Ahora, ese “uniforme” que parece distinguir inequívocamente al hombre de nuestras sociedades occidentales tiene varios significados subliminales. Y estos  no solamente inciden en el pensamiento de los hombres sino también en el de muchas mujeres que adoran al hombre vestido de esa manera sin ser conscientes de cómo esa percepción manipula sus ideas atándolas a un concepto de superioridad masculina (y consecuentemente de dependencia femenina) difícil de desarraigar. En primer lugar la corbata (o “croata”, cuyo origen parece ser la evolución de un pañuelo atado al cuello en los mercenarios llegados desde Croacia a Francia en la segunda mitad del siglo XVII) representa inequívocamente un símbolo fálico. Su largo y su ancho varía según las épocas pero su presencia apunta a la interpretación (indefectible e inconscientemente) de un pene. La chaqueta estructurada, de apariencia impenetrable es la pieza principal. Su forma rígida (que varía levemente según las telas y la moda pero sin perder su consistencia de “coraza”) simboliza la seguridad de su portador, y también proyecta la idea de la protección que es capaz de brindar el varón (sobre todo a la mujer). El conjunto es casi siempre de color oscuro, negro, gris o azul marino (colores que comunican seriedad y confiabilidad).
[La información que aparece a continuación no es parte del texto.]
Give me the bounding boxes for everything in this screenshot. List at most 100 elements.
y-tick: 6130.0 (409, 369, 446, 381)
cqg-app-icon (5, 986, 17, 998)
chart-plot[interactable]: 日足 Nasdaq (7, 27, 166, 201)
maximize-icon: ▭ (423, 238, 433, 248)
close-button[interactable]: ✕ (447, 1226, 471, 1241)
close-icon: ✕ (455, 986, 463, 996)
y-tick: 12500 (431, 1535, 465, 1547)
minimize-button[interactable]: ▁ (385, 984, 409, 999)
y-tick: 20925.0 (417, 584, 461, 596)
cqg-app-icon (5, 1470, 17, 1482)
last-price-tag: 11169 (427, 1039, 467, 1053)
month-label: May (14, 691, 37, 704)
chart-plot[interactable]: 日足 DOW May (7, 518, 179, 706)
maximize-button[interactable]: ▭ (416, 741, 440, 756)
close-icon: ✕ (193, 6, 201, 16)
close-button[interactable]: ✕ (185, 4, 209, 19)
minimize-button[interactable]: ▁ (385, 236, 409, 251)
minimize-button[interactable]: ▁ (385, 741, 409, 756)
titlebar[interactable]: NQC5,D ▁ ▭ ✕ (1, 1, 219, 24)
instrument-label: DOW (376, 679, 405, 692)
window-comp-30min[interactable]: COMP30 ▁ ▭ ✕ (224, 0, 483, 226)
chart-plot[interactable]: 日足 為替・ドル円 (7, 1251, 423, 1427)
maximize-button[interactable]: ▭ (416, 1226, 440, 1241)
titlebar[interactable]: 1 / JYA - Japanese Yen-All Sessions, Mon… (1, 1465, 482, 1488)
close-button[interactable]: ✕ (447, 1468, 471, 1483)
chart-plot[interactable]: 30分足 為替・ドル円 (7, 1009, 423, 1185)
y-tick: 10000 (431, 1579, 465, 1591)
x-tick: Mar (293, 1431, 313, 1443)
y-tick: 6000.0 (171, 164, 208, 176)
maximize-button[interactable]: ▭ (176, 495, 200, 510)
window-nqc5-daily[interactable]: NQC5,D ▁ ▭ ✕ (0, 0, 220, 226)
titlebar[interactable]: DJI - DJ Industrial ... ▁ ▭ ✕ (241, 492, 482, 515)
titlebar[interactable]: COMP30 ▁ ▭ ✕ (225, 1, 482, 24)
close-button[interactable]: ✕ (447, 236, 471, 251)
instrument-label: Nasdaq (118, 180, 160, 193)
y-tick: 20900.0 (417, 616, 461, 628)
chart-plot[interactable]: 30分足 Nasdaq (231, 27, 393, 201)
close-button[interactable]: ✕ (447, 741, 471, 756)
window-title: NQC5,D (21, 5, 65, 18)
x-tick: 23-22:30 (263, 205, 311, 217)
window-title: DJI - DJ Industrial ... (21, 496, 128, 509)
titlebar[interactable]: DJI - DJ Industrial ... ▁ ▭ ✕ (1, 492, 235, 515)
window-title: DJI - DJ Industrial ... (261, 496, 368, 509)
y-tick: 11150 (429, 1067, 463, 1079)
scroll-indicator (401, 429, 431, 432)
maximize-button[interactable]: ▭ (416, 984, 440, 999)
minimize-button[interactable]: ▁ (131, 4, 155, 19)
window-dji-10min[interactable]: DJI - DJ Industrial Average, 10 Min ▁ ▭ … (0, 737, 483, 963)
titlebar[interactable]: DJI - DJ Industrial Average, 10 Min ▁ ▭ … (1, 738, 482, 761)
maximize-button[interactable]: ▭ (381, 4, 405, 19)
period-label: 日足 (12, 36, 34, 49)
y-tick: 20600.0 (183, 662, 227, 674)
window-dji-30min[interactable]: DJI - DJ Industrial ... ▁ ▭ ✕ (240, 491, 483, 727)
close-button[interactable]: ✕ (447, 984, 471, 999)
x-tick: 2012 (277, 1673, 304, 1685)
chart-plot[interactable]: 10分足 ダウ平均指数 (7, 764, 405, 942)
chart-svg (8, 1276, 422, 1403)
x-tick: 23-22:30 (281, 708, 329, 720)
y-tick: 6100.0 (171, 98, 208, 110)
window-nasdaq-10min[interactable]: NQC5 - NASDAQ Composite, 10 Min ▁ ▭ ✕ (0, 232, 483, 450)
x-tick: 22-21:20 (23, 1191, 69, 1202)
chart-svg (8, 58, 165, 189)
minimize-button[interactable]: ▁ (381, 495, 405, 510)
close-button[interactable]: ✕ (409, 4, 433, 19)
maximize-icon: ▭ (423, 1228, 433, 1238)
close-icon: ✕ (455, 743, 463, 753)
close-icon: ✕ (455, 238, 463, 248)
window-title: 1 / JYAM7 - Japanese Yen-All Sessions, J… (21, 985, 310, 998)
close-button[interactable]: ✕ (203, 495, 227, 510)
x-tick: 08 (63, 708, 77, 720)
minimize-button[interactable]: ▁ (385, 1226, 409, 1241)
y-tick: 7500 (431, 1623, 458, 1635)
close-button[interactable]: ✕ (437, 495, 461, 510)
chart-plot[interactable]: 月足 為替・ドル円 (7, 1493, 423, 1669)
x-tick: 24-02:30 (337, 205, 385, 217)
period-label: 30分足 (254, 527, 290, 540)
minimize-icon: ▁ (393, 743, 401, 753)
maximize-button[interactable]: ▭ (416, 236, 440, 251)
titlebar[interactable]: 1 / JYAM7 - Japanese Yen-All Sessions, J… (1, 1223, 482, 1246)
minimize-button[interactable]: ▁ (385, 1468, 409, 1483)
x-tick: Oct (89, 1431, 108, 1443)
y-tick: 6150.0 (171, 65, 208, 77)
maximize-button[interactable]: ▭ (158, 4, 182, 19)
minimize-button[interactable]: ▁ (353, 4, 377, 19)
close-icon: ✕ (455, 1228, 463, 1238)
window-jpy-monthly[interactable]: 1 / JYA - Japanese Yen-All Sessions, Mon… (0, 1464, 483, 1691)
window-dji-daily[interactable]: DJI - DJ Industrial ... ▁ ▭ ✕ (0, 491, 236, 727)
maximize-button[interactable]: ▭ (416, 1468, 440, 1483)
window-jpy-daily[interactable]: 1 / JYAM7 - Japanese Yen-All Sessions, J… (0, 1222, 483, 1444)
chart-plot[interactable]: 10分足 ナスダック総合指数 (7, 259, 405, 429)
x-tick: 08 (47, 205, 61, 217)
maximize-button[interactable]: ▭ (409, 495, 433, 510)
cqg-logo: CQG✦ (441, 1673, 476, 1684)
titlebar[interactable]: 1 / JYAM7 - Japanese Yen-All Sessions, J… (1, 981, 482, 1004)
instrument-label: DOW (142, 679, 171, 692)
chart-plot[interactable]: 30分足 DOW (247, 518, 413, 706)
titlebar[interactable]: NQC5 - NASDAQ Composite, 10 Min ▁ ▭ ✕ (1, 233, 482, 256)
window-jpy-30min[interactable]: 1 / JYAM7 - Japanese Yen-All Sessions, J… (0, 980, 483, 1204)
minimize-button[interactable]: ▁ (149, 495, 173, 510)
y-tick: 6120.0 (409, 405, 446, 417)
Y para completar el atuendo, la pulcra camisa blanca (que originariamente trasmitía la idea de limpieza, uso de poca frecuencia en el siglo XVII) da la idea de la pureza interior que este espécimen humano así descripto es capaz de portar (o por el contrario, la alternativa camisa negra de “chico malo”). Ni qué decir de los agregados decorativos, como el alfiler de corbata o los gemelos de oro (o simplemente dorados) que completan la idea de magnificencia.

El vestido es un lenguaje de comunicación, y el mensaje que transmite está sujeto a sus señales. Por lo tanto el mantenimiento de una forma estática de vestir asegura también una forma estática de pensar. Vale decir, si existe un atuendo que refuerza la idea del poder exclusivo del varón debe reflexionarse si se desea conservarla o mutar hacia otras concepciones tal vez más actualizadas o  igualitarias. El poder de cada uno surge no de cómo lo visualizan  los demás sino de su fortaleza interior. Es cada individuo el que debe justificar su autoridad pero por méritos muy alejados de su apariencia, como lo son el desarrollo de su salud mental y física, su crecimiento emocional y académico, y en general el perfeccionamiento  de sus aptitudes humanas. Ahora bien, si “el hábito no hace al monje”, la habituación de respetar (y obedecer) sine qua non a todo aquel que vista un traje formal es lo que mantiene la “masculinocracia”, y deshabituar ese concepto implica desterrar el símbolo que lo mantiene con vida. Hoy, a cuatro siglos de distancia nos damos cuenta de que el universo es más complejo que el reducido ambiente de una corte, y que por lo tanto no tiene objeto continuar cultivando una apariencia de élite reservada para unos pocos. Si bien un  sentimiento similar puede ser conservado (y estimulado) por empresas comerciales que lo  utilizan para vender sus productos, afortunadamente muchos hombres jóvenes tienden a abandonar esos uniformes ancestrales (a pesar de que optan por otros, pero ese es otro tema).

Por lo tanto, cualquier reivindicación laboral o de género que se pretenda llevar a cabo con la intención de equiparar socialmente al varón y la mujer debería contar con la destitución de este clásico “uniforme  de poder” con el cual hombres y mujeres compiten irracionalmente para ser reconocidos como “amos del mundo”.